Israeli Arab Judge to Ben-Ari: Who decides which Israeli Arabs are loyal?

High Court hears petitions over election eligibility of Arab, Jewish extremist parties

MK Michael Ben-Ari (photo credit: WIKIMEDIA)
MK Michael Ben-Ari
(photo credit: WIKIMEDIA)
The High Court of Justice heard multiple petitions on Thursday relating to the eligibility of the Balad-United Arab List parties and of candidates from the far-right Otzma party for the April 9 election.
The Central Elections Committee disqualified Balad-UAL last week, but gave a green light to Otzma.
In contrast, Attorney-General Avichai Mandelblit had suggested disqualifying Michael Ben-Ari of Otzma for extreme racism but gave his green light to Balad-UAL.
Mandelblit said that Balad-UAL’s statements and activities were highly troubling, but did not reach a critical mass for disqualification.
In contrast, he said that Ben-Ari’s main purpose and message in running was itself racism against Arabs, which meant he should be disqualified.
Ben-Ari was given an unusual opportunity to personally explain himself to the court on Thursday, though typically non-lawyers do not get to speak.
While his lawyers have said that he is not a racist and that comments he has made against Arabs are directed against violent Arabs or terrorists, Ben-Ari himself focused on the emotions of the moments during which he spoke.
He noted that many of the statements against Arabs being presented as warranting his disqualification were made in the presence of family members of Jews whose loved ones had been recently murdered by Arabs.
Mandelblit said that Ben-Ari’s comments were against all Arabs and that he has also taken actions against Arabs, which is significant evidence for disqualification.
Likewise, multiple justices told Ben-Ari that his statements seemed to assume that 99% of Israel’s Arab citizens are disloyal.
Ben-Ari’s lawyer Yitzhak Baum did not directly explain how his words could be interpreted differently, but he said that there was no real way to know how many Arabs were loyal since those who were loyal were intimidated into silence.
Israeli Arab Justice George Kara asked Ben-Ari and Baum: “Who decides about loyalty?

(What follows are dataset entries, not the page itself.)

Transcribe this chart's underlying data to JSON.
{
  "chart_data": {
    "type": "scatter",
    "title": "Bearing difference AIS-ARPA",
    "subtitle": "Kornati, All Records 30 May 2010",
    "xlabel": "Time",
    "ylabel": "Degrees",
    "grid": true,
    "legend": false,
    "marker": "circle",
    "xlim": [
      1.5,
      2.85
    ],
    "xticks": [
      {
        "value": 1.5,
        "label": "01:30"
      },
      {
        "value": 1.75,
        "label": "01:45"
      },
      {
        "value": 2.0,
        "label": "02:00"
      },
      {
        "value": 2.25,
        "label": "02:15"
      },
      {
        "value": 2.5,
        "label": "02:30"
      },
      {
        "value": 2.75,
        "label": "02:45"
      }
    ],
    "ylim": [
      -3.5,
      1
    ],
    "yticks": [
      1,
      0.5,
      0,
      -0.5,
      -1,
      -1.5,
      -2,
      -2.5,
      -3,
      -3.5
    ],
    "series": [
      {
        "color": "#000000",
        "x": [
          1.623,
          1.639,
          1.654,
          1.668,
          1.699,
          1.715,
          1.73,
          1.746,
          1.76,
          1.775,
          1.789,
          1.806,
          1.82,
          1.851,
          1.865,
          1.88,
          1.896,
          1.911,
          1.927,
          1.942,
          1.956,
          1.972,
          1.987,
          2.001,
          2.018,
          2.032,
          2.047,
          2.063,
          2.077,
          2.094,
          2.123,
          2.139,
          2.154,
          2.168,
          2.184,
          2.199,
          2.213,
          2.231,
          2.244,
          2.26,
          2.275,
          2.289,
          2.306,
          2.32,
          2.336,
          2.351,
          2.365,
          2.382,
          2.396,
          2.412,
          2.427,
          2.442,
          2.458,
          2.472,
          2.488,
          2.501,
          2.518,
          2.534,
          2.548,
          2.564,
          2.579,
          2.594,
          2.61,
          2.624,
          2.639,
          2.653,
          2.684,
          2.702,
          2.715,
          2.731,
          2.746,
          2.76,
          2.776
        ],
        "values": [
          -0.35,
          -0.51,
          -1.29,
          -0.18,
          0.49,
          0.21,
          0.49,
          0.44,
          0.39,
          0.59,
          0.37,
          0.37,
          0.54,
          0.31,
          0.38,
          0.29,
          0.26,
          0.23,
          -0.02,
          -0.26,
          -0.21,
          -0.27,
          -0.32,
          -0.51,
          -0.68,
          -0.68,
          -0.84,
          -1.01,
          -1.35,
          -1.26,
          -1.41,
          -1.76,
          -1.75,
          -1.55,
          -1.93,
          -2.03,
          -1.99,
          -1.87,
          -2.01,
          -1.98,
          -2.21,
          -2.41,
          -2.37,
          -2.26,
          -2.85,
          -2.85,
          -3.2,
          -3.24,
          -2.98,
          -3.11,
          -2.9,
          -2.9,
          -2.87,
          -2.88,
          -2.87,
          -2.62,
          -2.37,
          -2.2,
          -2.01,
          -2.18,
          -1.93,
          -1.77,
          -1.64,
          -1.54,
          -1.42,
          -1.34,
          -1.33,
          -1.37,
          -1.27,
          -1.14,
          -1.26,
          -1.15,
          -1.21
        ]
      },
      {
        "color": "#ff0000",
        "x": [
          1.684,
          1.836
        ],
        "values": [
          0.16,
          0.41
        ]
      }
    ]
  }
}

Does Ben-Ari decide?”
He also asked what Ben-Ari’s criteria were for deciding whether he thought Arabs with Israeli citizenship were loyal to the state or whether he would brand them as traitors, as he has in some public statements.
Baum responded that Ben-Ari would address this question to the voters and that it is an issue being debated in the political sphere.
Justice Uzi Vogelman implied to Ben-Ari that statements he had made indicating that Arabs should be prevented from living in Afula were “removing the mask” of any chance of hiding his racist intentions.
During the hearing, National Union Party leader Bezalel Smotrich got into a brief but unusual verbal spat with High Court President Esther Hayut.
After Smotrich interjected with comments about the hearing in a voice loud enough for those in the court to hear, Hayut insisted that he refrain from speaking like the rest of the non-lawyer audience in attendance.
Smotrich responded by yelling at Hayut that she needed to respect him as an MK and needed to stop disrespecting the Knesset.
Hayut responded that while it might be custom for people to interrupt each other and call out in the Knesset, in the High Court this was not allowed and only the lawyers for the various parties were allowed to speak.
Generally, the only time that non-lawyers can speak are when defendants who have been convicted can make a statement expressing regret as part of their sentencing hearing. Ben-Ari was given special permission because his candidacy for the Knesset was in question, but multiple left-wing politicians in attendance were also not permitted to speak.
The purpose of the politics-blind rule that allows only lawyers ti speak is to maintain order and decorum.
Following the conclusion of the Ben-Ari hearing there was yelling and pushing outside the court by activists supporting the opposing sides.
Later Thursday, the High Court heard the petition regarding Balad-UAL.
Balad – the party or its members – have been disqualified by the committee in all recent elections but have then been reinstated each time by the High Court.
Adalah also took part in the petition, arguing that the committee has become so politicized that it should lose the authority to deal with the issue of disqualification.
On Wednesday, the High Court heard multiple petitions to disqualify the Hadash-Ta’al Israeli-Arab parties and Hadash Knesset candidate Ofer Kassif.